Due to the fact that this is still surgery, the body will require a few days to recover from the physiologic stress. So, depending on the type of surgery performed, full recuperation could take anywhere from a few days to one or two weeks.
6. DOES IT COST MORE THAN OPEN SURGERY?
Laparoscopic surgery is cost-effective because to its several advantages, including a quicker return to work when compared to traditional open surgery, which might take weeks to recover from. The loss of income is smaller with laparoscopic surgery, and it is more advantageous for people who want to keep an active lifestyle.
7. CAN LAPAROSCOPIC SURGERY BE DONE DURING THE COVID PANDEMIC?
The surgical community initially ceased doing elective procedures due to concerns about virus transmission through surgical smoke and aerosolized particles inside the belly during Laparoscopic Surgery.
To date, however, there has been no indication that this raises the likelihood of viral transmission.
Furthermore, during earlier viral epidemics, evidence from comparable viruses such as, and), has not indicated disease transmission from Laparoscopic Surgery.
In fact, compared to open surgery, where the abdominal contents are exposed, the surgical plume and aerosolized particles are easier to contain because we are working in a restricted space.
We can now further reduce the risk of presumed viral contamination by using additional mitigating measures such as mandatory RT-PCR Swab testing prior to surgery, smoke evacuators, performing surgery in a negative pressure operating room, and doctors, nurses, and hospital staff wearing appropriate PPEs.
8. WHAT LAPAROSCOPICAL PROCEDURES ARE AVAILABLE?
IS HEALTH INSURANCE COVERED FOR LAPAROSCOPIC SURGERY?
Because laparoscopic surgery is still considered surgery, health insurance coverage is available for these treatments.
You can find out about your health insurance company’s surgical benefits by contacting them.
DO ALL SURGEONS HAVE THE ABILITY TO PERFORM LAPAROSCOPIC SURGERY?
The majority of surgeons can now safely perform Laparoscopic Cholecystectomy, however the success of each treatment is highly dependent on the surgeon’s abilities, expertise with Laparoscopic Surgeries, and the hospital’s equipment. Other specific or sophisticated operations necessitate a high level of competence and experience from the surgeon, therefore it’s advisable to discuss it with your surgeon.
11. HOW DO I SCHEDULE A CONSULTATION?
How much does a diagnostic laparoscopy cost?

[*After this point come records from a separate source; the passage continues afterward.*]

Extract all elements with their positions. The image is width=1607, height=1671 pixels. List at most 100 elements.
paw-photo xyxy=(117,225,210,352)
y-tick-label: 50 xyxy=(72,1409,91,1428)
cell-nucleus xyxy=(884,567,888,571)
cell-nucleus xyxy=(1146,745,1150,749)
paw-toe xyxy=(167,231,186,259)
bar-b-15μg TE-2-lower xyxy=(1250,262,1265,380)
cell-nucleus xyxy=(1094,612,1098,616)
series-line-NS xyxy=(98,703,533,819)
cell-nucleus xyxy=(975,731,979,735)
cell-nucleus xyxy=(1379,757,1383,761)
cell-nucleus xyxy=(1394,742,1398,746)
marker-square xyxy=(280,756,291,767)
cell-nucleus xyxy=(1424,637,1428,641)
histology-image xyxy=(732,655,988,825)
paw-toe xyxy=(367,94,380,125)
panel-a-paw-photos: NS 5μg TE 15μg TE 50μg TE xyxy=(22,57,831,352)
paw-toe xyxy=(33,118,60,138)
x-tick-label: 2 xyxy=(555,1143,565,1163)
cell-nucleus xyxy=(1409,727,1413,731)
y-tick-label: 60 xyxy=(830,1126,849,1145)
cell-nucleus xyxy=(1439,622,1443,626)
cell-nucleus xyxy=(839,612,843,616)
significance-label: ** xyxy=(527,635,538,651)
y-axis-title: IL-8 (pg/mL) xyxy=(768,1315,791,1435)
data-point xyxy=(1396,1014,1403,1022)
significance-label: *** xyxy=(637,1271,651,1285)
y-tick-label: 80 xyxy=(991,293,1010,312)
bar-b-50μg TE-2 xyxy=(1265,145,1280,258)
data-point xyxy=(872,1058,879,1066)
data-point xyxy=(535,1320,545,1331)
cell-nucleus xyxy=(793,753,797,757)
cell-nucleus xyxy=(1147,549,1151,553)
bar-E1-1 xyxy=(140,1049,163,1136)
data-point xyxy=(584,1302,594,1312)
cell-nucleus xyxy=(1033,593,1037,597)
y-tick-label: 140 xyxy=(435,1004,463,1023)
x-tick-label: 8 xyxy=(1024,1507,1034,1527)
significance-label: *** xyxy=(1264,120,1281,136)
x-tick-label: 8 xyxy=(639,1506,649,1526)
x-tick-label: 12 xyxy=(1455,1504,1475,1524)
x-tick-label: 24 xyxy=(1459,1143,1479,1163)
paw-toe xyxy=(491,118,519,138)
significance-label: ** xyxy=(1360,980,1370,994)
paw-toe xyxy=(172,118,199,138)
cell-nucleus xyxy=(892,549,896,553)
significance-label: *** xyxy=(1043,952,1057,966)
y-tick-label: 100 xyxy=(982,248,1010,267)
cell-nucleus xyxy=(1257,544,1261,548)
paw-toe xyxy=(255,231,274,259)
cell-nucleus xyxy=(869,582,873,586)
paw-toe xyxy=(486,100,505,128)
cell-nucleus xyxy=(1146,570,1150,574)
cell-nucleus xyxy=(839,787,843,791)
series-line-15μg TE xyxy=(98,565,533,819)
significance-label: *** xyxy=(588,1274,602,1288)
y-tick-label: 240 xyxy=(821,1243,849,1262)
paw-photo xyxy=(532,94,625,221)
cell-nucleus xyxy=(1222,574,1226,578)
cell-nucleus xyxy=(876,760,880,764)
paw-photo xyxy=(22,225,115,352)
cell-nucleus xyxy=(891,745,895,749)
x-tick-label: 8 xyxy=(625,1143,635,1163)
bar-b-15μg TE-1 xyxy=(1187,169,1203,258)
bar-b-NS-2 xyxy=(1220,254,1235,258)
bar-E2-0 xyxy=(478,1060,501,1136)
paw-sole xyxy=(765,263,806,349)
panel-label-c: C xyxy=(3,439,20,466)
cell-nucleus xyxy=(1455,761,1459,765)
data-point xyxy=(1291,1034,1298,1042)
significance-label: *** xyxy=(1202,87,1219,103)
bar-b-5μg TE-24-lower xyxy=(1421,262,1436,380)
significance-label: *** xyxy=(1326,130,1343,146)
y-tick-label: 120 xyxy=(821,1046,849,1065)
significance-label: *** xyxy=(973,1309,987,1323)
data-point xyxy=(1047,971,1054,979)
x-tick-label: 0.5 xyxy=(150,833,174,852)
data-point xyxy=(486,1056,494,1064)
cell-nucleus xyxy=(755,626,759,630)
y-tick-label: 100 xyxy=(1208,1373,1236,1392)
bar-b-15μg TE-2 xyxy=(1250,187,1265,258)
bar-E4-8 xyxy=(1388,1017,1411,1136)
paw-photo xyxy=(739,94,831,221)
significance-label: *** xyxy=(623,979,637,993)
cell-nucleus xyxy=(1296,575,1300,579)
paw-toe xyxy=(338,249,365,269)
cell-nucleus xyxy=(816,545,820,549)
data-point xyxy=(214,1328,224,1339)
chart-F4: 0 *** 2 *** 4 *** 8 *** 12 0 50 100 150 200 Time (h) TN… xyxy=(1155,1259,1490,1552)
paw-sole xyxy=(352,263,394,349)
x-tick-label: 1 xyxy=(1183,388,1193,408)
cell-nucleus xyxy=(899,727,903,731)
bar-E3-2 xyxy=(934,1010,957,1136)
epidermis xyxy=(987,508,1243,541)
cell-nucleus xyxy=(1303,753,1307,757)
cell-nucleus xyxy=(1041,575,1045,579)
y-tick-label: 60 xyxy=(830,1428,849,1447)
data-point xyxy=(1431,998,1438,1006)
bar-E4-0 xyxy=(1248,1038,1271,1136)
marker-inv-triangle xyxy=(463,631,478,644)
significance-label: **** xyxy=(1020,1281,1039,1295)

What Is the Cost of a Diagnostic Laparoscopy? A Diagnostic Laparoscopy costs between $7,144 and $10,078 on MDsave. Those with high deductible health plans or those who do not have insurance might save money by purchasing their procedure in advance with MDsave.
What does Stage 4 endometriosis mean?
Endometriosis in Stage IV is the most severe stage, with scores generally exceeding 40. 13 A considerable number of cysts and severe adhesions are found at this stage. While some cysts will go away on their own, cysts caused by endometriosis will almost always need to be surgically removed.